Pour Washington et Riyad, l’opération était assez peu coûteuse. Le chef du renseignement saoudien, le prince Turki al-Faisal, a récemment écrit que les Saoudiens avaient dépensé 2,7 milliards de dollars pour soutenir les Afghans ; la CIA a dépensé à peu près la même chose. Des sources privées saoudiennes dirigées par le gouverneur de la province de Riyad, aujourd’hui roi Salmane, ont levé 4 milliards de dollars supplémentaires pour les rebelles. Des citoyens saoudiens, dont Oussama ben Laden, ont rejoint les moudjahidines, mais très peu se sont réellement engagés dans le combat.

Le peuple afghan a payé un prix horrible pour la guerre. Comme je l’ai écrit dans « Ce que nous avons gagné : la guerre secrète américaine en Afghanistan », au moins un million d’Afghans sont morts, cinq millions sont devenus des réfugiés au Pakistan et en Iran, et des millions d’autres ont été déplacés dans leur propre pays. Mais ils ont gagné.

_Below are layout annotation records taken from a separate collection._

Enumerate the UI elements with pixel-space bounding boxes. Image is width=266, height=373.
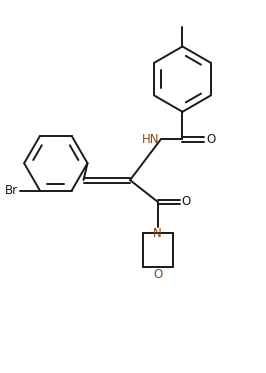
Text: O: O [206,133,215,146]
Text: Br: Br [5,184,18,197]
Text: O: O [181,195,191,209]
Text: N: N [153,226,162,239]
Text: HN: HN [142,133,160,146]
Text: O: O [153,268,162,281]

Les Soviétiques n’ont jamais envoyé suffisamment de soldats pour vaincre les insurgés et n’ont pas pu recruter suffisamment d’Afghans pour combattre avec eux. Les Pakistanais n’ont pas été intimidés par les Russes. Le peuple afghan s’est battu pour son indépendance.

L’analogie afghane soulève des questions importantes pour la nouvelle guerre en Ukraine. Quel État ou quels États seront le sponsor de première ligne ? Sont-ils prêts à affronter la chaleur de la Russie ? Quel soutien les États-Unis et l’OTAN fourniront-ils ? L’insurrection déclenchera-t-elle un conflit plus large et pourra-t-il être contenu ? Les Ukrainiens sont-ils prêts à en payer le prix ?

La Pologne et la Roumanie sont les États les plus proches de l’Ukraine. Tous deux sont membres de l’OTAN avec des troupes américaines déployées sur leur territoire. Les États-Unis ont un engagement explicite à venir à leur défense dans l’article cinq du traité de l’OTAN ; nous n’avions pas un tel engagement envers le Pakistan. (Ironiquement, le Premier ministre pakistanais Imran Khan est à Moscou cette semaine pour une visite prévue de longue date.)

Je pense que les États-Unis et l’OTAN devraient aider la résistance ukrainienne, mais nous devons comprendre les conséquences, les risques et les coûts potentiels dès le départ. La décision de Poutine d’attaquer l’Ukraine pourrait bien s’avérer être une autre catastrophe géopolitique pour la Russie, mais seulement si nous aidons la résistance ukrainienne.